O ano de 2014 não começou bem para a economia brasileira. Aliás, 2013 terminou mal. Portanto, o que vemos é apenas a continuação do que se vê há mais de doze meses. Depois da agência de classificação de risco Moody’s falar mal do Brasil na metade de 2013, dessa vez foi a Standard & Poor’s que demonstrou desconfiança. Isso será assunto por muitos dias e, com certeza, ouviremos explicações do governo de que “eles” continuam não entendendo a mudança social produzida no país.
Em matéria de economia as opiniões são tão diversas e tão apaixonadamente defendidas como a escalação da Seleção Brasileira às vésperas de Copa do Mundo, com o agravante de que até se pode concordar com os convocados, mas o esquema tático varia de acordo com cada opinião.
Como já tive oportunidade de afirmar aqui, a economia é uma ciência social, sem a possibilidade de testes em laboratórios e onde as condições normais de temperatura e pressão duram não mais do que alguns dias.
Assim para não recuarmos muito no tempo e nem nos aprofundarmos nas condições políticas do país, me limitarei aos principais problemas que afligem atualmente nossa economia. Sabemos que a passagem dos governos de FHC para o primeiro mandato de Lula se deu sob a égide de um tripé que estava caminhando bem: perseguição a uma meta inflacionária de 4,5%aa com 2 pp de tolerância para cima ou para baixo; câmbio flutuante, e meta de 3,1% do PIB de superávit primário. Muito mais do que uma fórmula, esses pontos colocavam o país dentro do radar de investimentos internacionais.

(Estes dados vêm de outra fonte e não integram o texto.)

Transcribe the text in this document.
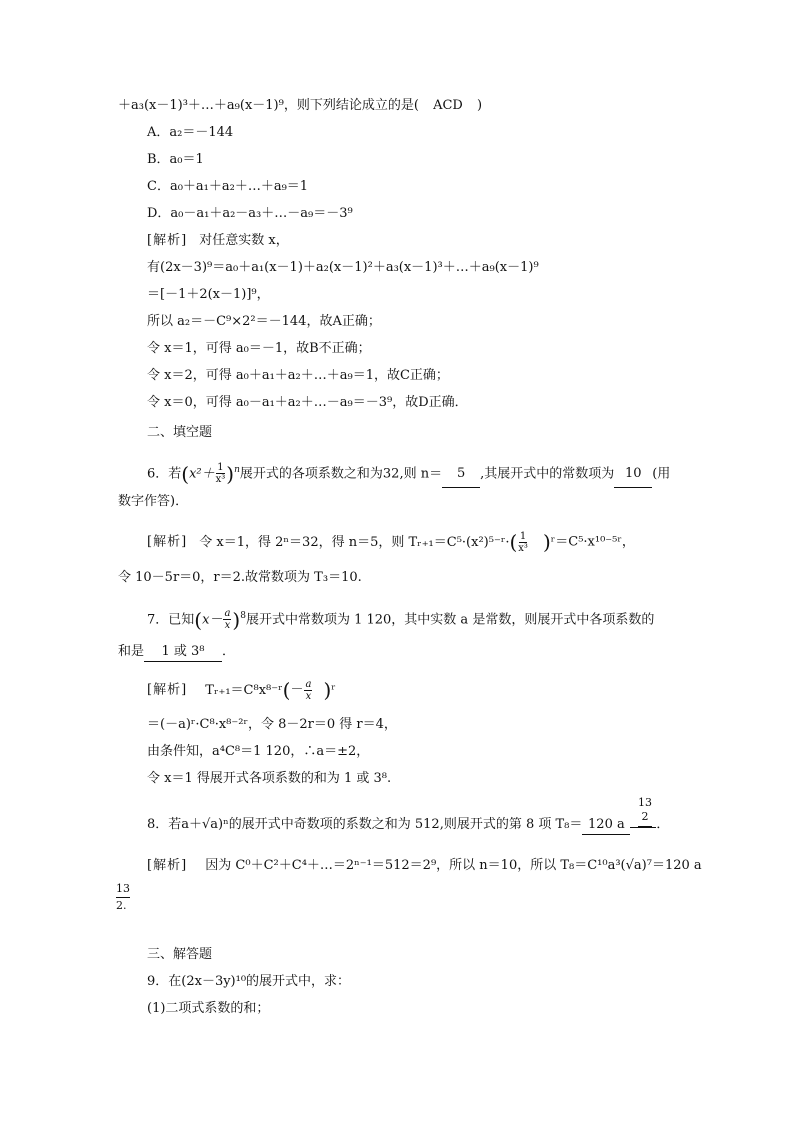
＋a₃(x－1)³＋…＋a₉(x－1)⁹，则下列结论成立的是( ACD )
A．a₂＝－144
B．a₀＝1
C．a₀＋a₁＋a₂＋…＋a₉＝1
D．a₀－a₁＋a₂－a₃＋…－a₉＝－3⁹
[解析] 对任意实数 x，
有(2x－3)⁹＝a₀＋a₁(x－1)＋a₂(x－1)²＋a₃(x－1)³＋…＋a₉(x－1)⁹
＝[－1＋2(x－1)]⁹，
所以 a₂＝－C⁹×2²＝－144，故A正确；
令 x＝1，可得 a₀＝－1，故B不正确；
令 x＝2，可得 a₀＋a₁＋a₂＋…＋a₉＝1，故C正确；
令 x＝0，可得 a₀－a₁＋a₂＋…－a₉＝－3⁹，故D正确．
二、填空题
6．若$(x^2+ \frac{1}{\text{x³}} )^n$展开式的各项系数之和为32,则 n＝ 5 ,其展开式中的常数项为 10 (用
数字作答)．
[解析] 令 x＝1，得 2ⁿ＝32，得 n＝5，则 Tᵣ₊₁＝C⁵·(x²)⁵⁻ʳ·( $\frac{1}{\text{x³}}$ )ʳ＝C⁵·x¹⁰⁻⁵ʳ，
令 10－5r＝0，r＝2.故常数项为 T₃＝10.
7．已知$(x- \frac{a}{x} )^8$展开式中常数项为 1 120，其中实数 a 是常数，则展开式中各项系数的
和是 1 或 3⁸ ．
[解析] Tᵣ₊₁＝C⁸x⁸⁻ʳ(－ $\frac{a}{x}$ )ʳ
＝(－a)ʳ·C⁸·x⁸⁻²ʳ，令 8－2r＝0 得 r＝4，
由条件知，a⁴C⁸＝1 120，∴a＝±2，
令 x＝1 得展开式各项系数的和为 1 或 3⁸.
13
2
8．若a＋√a)ⁿ的展开式中奇数项的系数之和为 512,则展开式的第 8 项 T₈＝ 120 a ．
[解析] 因为 C⁰＋C²＋C⁴＋…＝2ⁿ⁻¹＝512＝2⁹，所以 n＝10，所以 T₈＝C¹⁰a³(√a)⁷＝120 a
13
2.
三、解答题
9．在(2x－3y)¹⁰的展开式中，求：
(1)二项式系数的和；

Da metade para o final do segundo mandato de Lula, já com o ministro Guido Mantega à frente da pasta da Fazenda e em meio a maior crise econômica mundial desde 1929, o governo optou por uma mudança radical deste tripé, em vez de ajustá-lo aos acontecimentos. Não cabe aqui julgamentos econômicos profundos e sim uma análise rápida de que um projeto de poder estava em jogo e medidas de curto alcance econômico mas de largo espectro eleitoral passaram a ser o foco do governo. E o momento não se prestava de forma alguma a esse tipo de aventura.
Fazendo menção à figura do equilibrista de pratos no circo, e ao fato de que as condições econômicas se alteram depressa, o governo começou lentamente a modificar parâmetros que hoje se mostram problemáticos e de solução de médio e longo prazo somente à custa de muita disciplina, característica pouco incentivada nos nossos governos.
Começo pela inflação: já tive oportunidade de dizer que houve abandono da meta e agora só se pretende mantê-la abaixo de 6,5%aa, algo temerário, pois preços administrados (tarifas públicas) têm reajustes contratuais, logo o que não é dado em um período, se acumula para o seguinte, deixando muito pouco espaço para o imponderável (choques de oferta de alimentos, por exemplo). Dessa forma, em 2013 o governo encerrou o quarto ano consecutivo com inflação próxima a 6%aa mesmo sem conceder reajustes dos transportes públicos e colocando na conta do Tesouro o reajuste da energia elétrica. A contrapartida seria uma redução das despesas de custeio dos governos municipais, estaduais e federal. Não foi o que se viu. Logo, os preços livres ficaram acima de 6%aa, pressionando salários e a indústria, que se viu obrigada a reduzir investimentos. Remédio dado: aumento dos juros, que continuará em 2014.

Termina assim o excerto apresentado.